2023 Eğitim Vizyonunda da yabancı dil eğitimine ilişkin çeşitli önemli hedefler ortaya konmuş. Her ne kadar ders saatlerinin artırılmasına yönelik adımlar atılmayacağını anlasak da belirlenen bu hedefler yine de son derece anlamlı. Öte yandan son açıklanan Yeni Ortaöğretim Tasarısında yabancı dil derslerinin 1-Yabancı Dil, 2- İleri Yabancı Dil ve 3- İkinci Yabancı Dil isimleri altında sunulduğunu görüyoruz. Bu aslında ümit verici bir gelişme. Todd Rose’un “Ortalamanın Sonu” isimli harika bir kitabı var. Tüm eğitim sistemi eğer ortalama insana göre planlanırsa daha ileri gitmek isteyen öğrencilerimizi ne yapacağız? Herkes elbette belirli bir noktaya kadar İngilizce öğrenmelidir. A2 seviyesinde, yani yurt dışına çıktığında yemek siparişi verebilecek, pasaport kontrolünden rahatlıkla geçebilecek, satın almak istediği şapkanın fiyatını sorabilecek, iyi bir lokanta bulabilecek ve müzeleri keşfedebilecek kadar İngilizce öğrenmelidir. Bu insanımızın en doğal hakkıdır.
Pekâlâ, ya daha yukarılara uçmak isteyenler?

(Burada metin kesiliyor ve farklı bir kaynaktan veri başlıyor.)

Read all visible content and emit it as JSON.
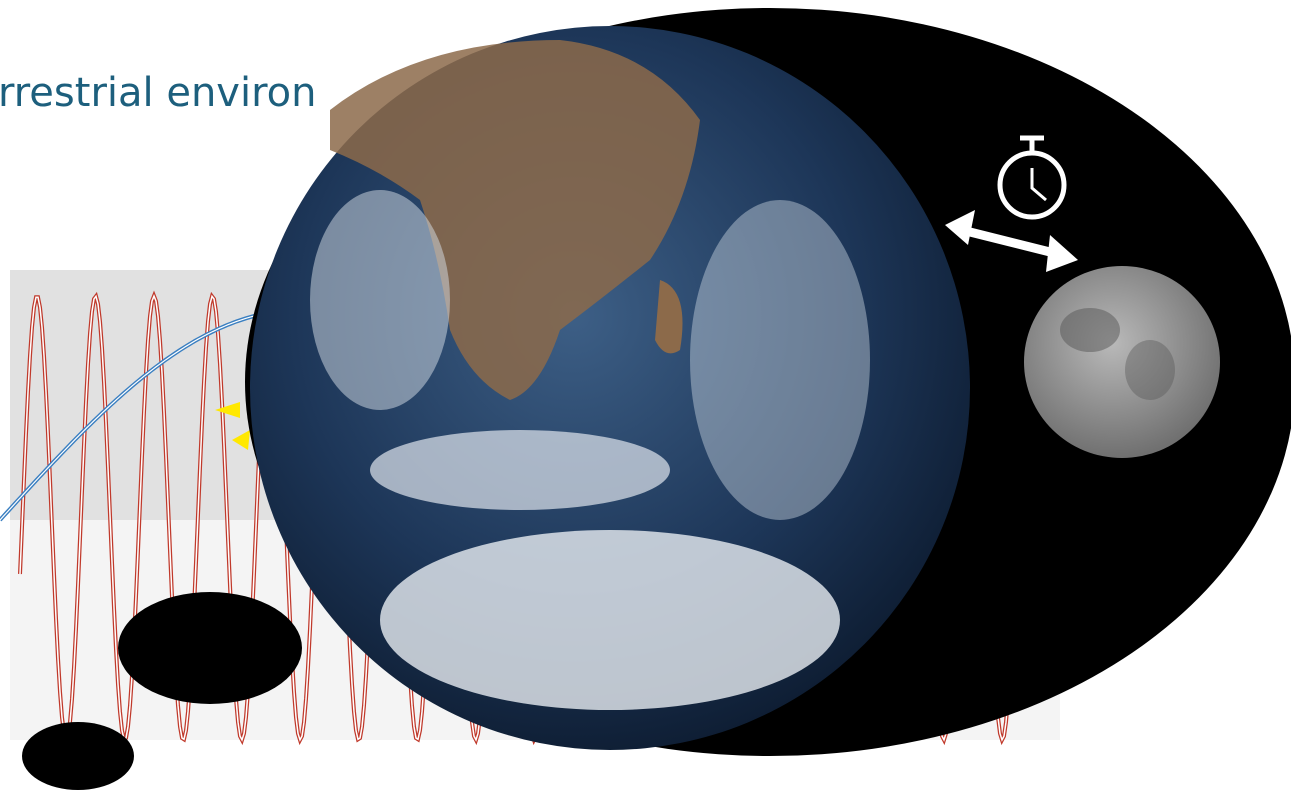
{
  "title": "rrestrial environ"
}
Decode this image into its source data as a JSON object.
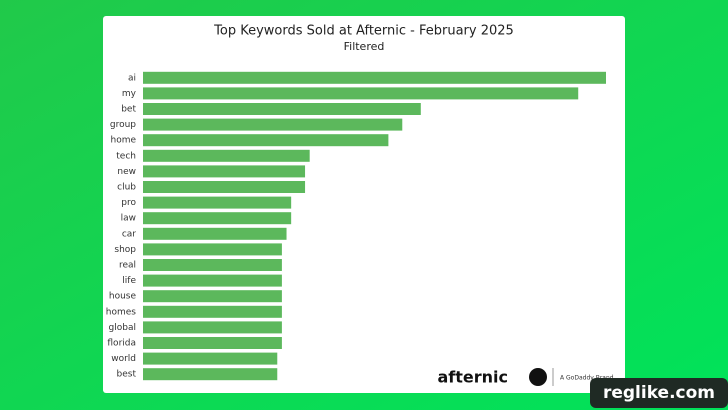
{
  "chart_data": {
    "type": "barh",
    "title": "Top Keywords Sold at Afternic - February 2025",
    "subtitle": "Filtered",
    "categories": [
      "ai",
      "my",
      "bet",
      "group",
      "home",
      "tech",
      "new",
      "club",
      "pro",
      "law",
      "car",
      "shop",
      "real",
      "life",
      "house",
      "homes",
      "global",
      "florida",
      "world",
      "best"
    ],
    "values": [
      100,
      94,
      60,
      56,
      53,
      36,
      35,
      35,
      32,
      32,
      31,
      30,
      30,
      30,
      30,
      30,
      30,
      30,
      29,
      29
    ],
    "color": "#5cb85c",
    "xlim": [
      0,
      100
    ]
  },
  "logo": "afternic",
  "logo_tagline": "A GoDaddy Brand",
  "watermark": "reglike.com"
}
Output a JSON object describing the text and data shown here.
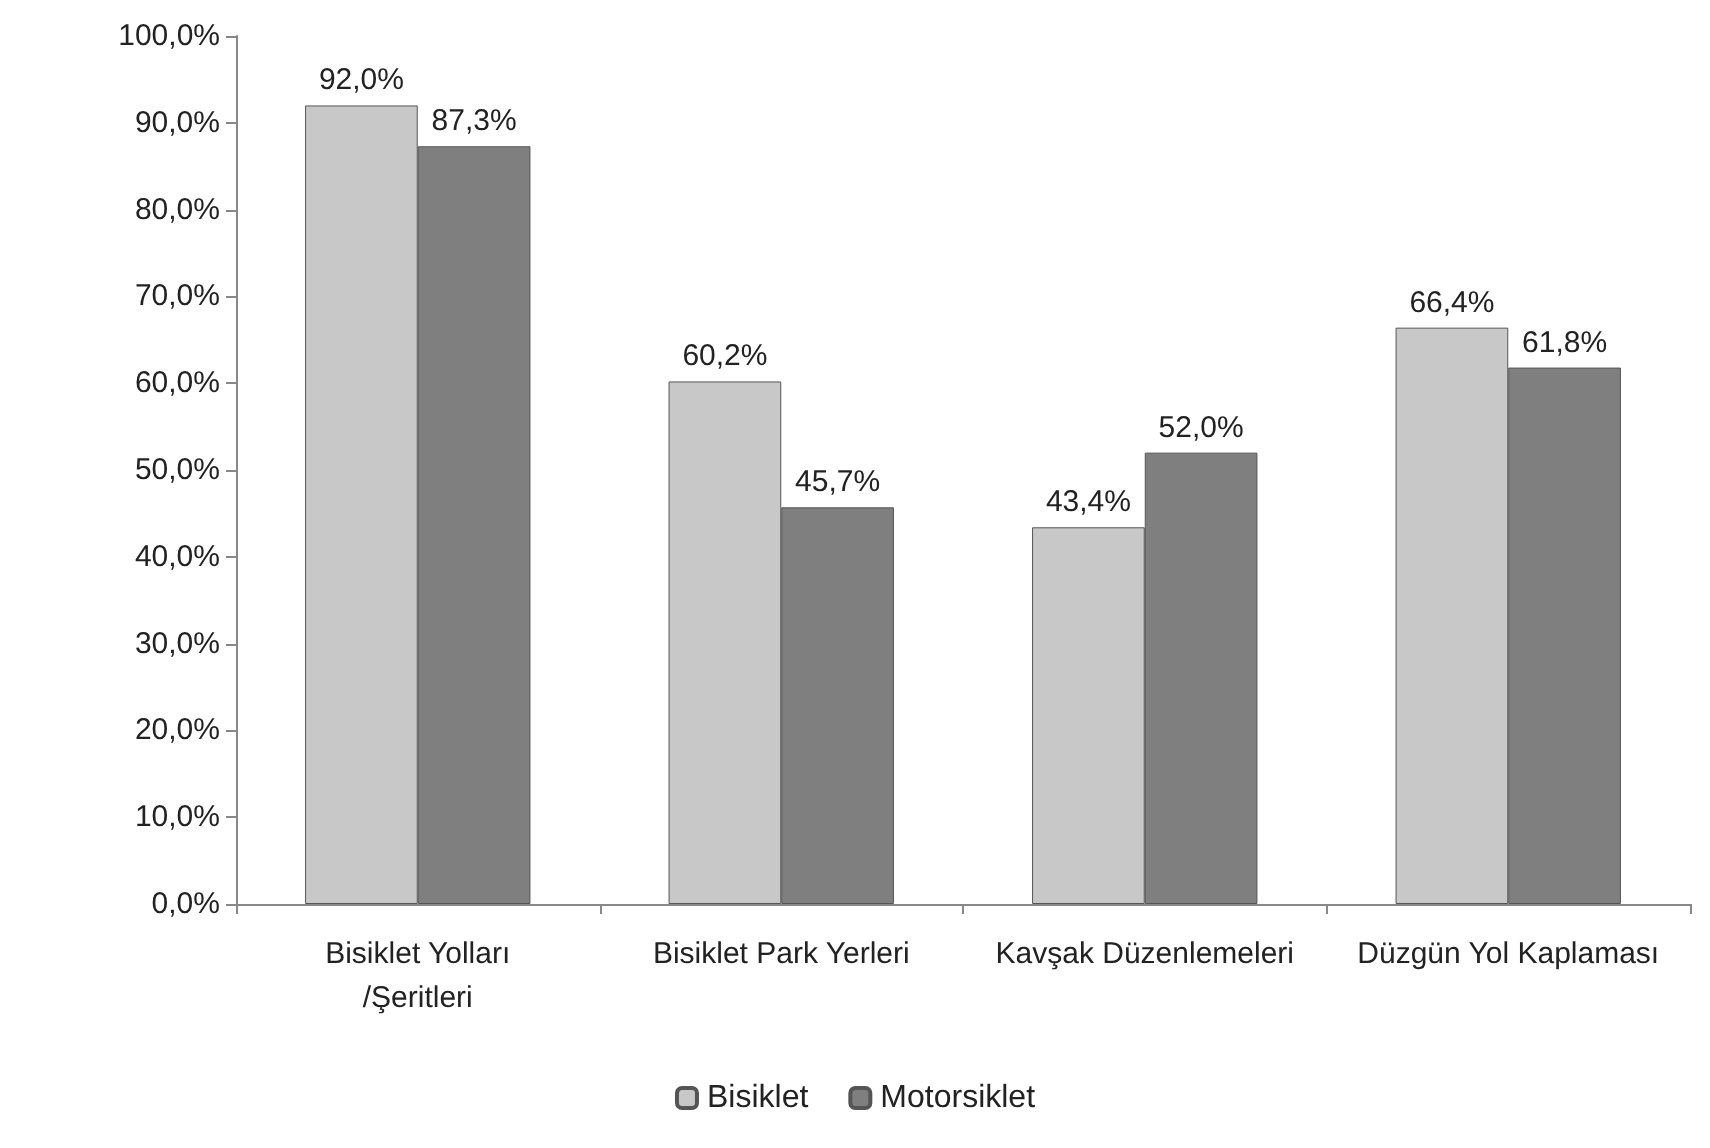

Bu ülkenin aslında öyle insanlara ihtiyacı var. Son PİSA bulgularına göre, en yüksek bilişsel becerilere sahip olan öğrencilerimizin sayısı küçük bir Baltık ülkesi olan Letonya’da bulunanlarının üçte biri. Bu beyinler yakın gelecekte Türkiye’nin bilim insanları, doktorları, mühendisleri olacak. Bu oranları yukarıya çekmemiz lazım.
Çeşitli ekonomi dergilerinin analizlerini okuyorum. Uluslararası şirketlerimizi yönetecek yüksek düzeyde İngilizce yeterliliğine sahip Türk icra kurulu başkanlarının (CEO) sayısı beklentinin çok altında. Durum böyle olunca bizim şirketlerimizin üst düzey yöneticileri yüksek İngilizce becerilerine sahip yabancılar oluyor ve daha yüksek maaş alıyorlar. Dolayısıyla, Todd Rose’in kitabının temel argümanını da buna odaklanıyor bence. Herkes ortalamaya sıkışmak zorunda değil. Yabancı dil yeterliliklerini daha yukarıya çıkarmak isteyen öğrencilerimize alan yaratmalıyız.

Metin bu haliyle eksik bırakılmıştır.